22. Comprehensive thinking
As a contribution in 1965 to the World Design science Decade (1965-1975), John McHale selected and edited some of the writings of R Buckminster Fuller into a document entitled Comprehensive Thinking, concerned with the application of whole systems thinking to local and particular aspects of the system in the planning of environment for man.
23. Specialists and Generalists
The Subcommittee on National Security and International Operations of the Committee on Government Operations of the United States Senate compiled a selection of readings entitled Specialists and Generalists to encourage reflection on these respective roles in government.
24. Interdisciplinary vocabulary
A report prepared for UNESCO in 1961 by Georges Gusdorf (Projet de recherche interdisciplinaire dans les sciences humaines) suggested that one of the principal tasks was to identify the key concepts of importance to a variety of sciences (1967). This would then constitute a basis for defining the meaning and scope of interdisciplinary communication and could open the way to an epistemology of convergence in contrast to the current epistemology of dissociation. The report listed 176 possible concepts as a basis for further discussion.
25. Policy sciences
This emerging discipline is in effect an interdisciplinary approach to the problems of governance. An Encyclopedia of Policy Studies (1983) was produced under the editorship of Stuart S Nagel.
26. Complexity and chaos studies
Some of the most interesting recent developments have focused on what might be considered the obverse of interdisciplinarity, namely the study of complexity and chaos.
27. Theory and practice of interdisciplinarity
A very recent study reviewing the history, theory and practice of interdisciplinarity has been produced by Julie Klein (1990).

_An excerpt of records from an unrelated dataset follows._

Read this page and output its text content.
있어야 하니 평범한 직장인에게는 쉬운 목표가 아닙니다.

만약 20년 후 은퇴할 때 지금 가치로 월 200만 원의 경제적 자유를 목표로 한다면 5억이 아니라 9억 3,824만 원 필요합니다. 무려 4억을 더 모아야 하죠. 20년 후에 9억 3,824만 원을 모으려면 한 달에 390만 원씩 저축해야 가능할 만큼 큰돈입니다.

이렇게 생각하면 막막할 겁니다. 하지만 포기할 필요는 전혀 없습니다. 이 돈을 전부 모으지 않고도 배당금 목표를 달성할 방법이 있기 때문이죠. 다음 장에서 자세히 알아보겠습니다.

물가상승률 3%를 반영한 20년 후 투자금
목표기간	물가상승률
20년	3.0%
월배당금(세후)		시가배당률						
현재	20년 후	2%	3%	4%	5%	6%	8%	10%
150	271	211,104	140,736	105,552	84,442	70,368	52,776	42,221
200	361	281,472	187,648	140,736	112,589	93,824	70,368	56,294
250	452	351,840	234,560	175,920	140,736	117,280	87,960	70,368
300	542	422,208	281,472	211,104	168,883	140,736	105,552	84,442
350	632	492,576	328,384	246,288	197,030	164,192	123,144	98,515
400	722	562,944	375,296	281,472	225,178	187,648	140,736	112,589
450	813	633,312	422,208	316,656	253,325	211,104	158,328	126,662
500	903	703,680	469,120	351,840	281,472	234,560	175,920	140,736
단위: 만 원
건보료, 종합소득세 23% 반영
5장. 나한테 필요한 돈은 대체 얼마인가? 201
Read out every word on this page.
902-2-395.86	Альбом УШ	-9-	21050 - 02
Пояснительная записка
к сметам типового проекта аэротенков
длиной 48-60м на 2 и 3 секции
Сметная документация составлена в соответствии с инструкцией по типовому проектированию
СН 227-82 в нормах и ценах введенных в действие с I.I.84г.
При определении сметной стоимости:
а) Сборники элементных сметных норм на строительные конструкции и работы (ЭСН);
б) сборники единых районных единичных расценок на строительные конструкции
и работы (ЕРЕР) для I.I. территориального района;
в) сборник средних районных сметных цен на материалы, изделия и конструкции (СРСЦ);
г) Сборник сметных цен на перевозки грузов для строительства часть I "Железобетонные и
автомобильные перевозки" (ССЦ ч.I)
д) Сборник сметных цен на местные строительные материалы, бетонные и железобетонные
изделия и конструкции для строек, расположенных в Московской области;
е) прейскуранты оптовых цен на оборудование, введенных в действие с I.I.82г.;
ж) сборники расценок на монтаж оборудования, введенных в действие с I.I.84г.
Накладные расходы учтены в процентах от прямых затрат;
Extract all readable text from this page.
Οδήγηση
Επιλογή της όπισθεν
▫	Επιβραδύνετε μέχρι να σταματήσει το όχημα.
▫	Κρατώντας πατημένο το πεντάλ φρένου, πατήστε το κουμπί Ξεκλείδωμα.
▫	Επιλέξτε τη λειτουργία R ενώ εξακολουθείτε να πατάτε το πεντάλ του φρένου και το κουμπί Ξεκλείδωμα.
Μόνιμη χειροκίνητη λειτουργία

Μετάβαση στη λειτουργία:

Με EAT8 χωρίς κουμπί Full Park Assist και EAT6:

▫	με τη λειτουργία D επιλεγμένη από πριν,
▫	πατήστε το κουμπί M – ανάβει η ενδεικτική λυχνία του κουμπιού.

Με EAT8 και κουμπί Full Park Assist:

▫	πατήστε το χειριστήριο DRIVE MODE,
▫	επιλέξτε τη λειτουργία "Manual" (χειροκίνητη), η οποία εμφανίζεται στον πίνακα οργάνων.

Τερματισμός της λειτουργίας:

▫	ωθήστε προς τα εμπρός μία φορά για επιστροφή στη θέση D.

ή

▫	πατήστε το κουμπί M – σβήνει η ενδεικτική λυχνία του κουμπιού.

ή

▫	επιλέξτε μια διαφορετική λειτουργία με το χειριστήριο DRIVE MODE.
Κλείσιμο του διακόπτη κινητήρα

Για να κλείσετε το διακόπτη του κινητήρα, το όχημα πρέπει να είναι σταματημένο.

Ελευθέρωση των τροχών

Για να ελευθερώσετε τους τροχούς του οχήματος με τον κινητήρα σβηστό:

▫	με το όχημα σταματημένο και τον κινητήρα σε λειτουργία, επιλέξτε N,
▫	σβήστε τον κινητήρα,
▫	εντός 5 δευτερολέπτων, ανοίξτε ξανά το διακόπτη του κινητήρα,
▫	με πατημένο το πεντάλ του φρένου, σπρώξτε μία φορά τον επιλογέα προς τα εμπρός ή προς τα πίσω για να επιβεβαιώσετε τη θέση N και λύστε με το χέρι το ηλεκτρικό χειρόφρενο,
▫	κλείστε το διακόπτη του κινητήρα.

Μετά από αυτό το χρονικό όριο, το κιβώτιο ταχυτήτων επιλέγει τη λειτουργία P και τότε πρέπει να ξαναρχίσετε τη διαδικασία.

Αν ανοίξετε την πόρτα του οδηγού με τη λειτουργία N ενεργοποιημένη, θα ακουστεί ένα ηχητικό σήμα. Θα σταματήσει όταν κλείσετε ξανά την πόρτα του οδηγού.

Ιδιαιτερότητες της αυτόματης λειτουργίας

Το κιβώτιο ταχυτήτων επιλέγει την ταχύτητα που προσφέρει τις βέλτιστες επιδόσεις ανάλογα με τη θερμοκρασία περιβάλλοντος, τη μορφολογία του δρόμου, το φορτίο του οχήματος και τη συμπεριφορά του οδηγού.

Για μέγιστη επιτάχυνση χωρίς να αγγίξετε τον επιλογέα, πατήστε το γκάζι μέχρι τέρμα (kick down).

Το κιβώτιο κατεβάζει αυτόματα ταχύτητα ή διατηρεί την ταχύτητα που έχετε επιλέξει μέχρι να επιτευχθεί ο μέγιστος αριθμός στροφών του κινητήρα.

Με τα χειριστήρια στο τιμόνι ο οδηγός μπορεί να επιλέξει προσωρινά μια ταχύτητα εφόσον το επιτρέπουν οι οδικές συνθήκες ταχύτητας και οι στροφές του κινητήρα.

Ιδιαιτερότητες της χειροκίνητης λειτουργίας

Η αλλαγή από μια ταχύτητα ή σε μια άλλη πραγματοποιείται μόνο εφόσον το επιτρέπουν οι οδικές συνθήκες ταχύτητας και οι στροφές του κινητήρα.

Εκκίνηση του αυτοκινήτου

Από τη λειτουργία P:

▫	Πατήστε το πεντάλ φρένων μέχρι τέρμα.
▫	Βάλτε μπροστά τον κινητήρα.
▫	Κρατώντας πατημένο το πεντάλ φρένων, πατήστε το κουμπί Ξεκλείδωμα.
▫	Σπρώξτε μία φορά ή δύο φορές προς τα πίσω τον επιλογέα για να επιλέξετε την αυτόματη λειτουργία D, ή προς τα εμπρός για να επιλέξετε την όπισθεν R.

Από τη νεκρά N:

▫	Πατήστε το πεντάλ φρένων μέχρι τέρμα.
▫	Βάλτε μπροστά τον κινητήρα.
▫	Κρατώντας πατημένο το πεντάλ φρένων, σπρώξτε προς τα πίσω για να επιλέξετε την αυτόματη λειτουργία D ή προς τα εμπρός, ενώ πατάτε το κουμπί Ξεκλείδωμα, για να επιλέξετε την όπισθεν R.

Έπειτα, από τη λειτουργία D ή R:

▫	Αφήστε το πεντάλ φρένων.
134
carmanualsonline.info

It is interesting to note that none of the encyclopedias consulted, with one remarkable exception (in the French Encyclopaedia Universalis), included entries on interdisciplinarity. Even the re-organized 15th edition of the Encyclopaedia Britannica, which specifically emphasizes the circle of learning and knowledge about knowledge, adopts a very conventional approach.
Given the problem of locating interdisciplinary material through existing information systems, it is highly probable that many comparable (or even more significant) initiatives should be mentioned in the same context as those above. Perhaps even more regrettable, many promising initiatives and proposals in the more distant past may be almost impossible to trace, or may bear a somewhat diffuse relationship to the current approach to interdisciplinary or integrative questions.
The synthesis of knowledge (and its application to world problems) was, for example, a basic inspiration behind the complex of activities of the following interlinked organizations in the period just after the turn of the century: the International Bibliographical Institute (later to become the International Federation for Documentation), the Union of International Associations, and the International Peace Institute. Synthesis of knowledge was to be facilitated by systematic classification of documents pioneered by the elaboration of the Universal Decimal Classification system and its application to some 11 million file cards. The tracing and evaluation of such initiatives and their interactions must await some history of approaches to synthesis and integration of knowledge.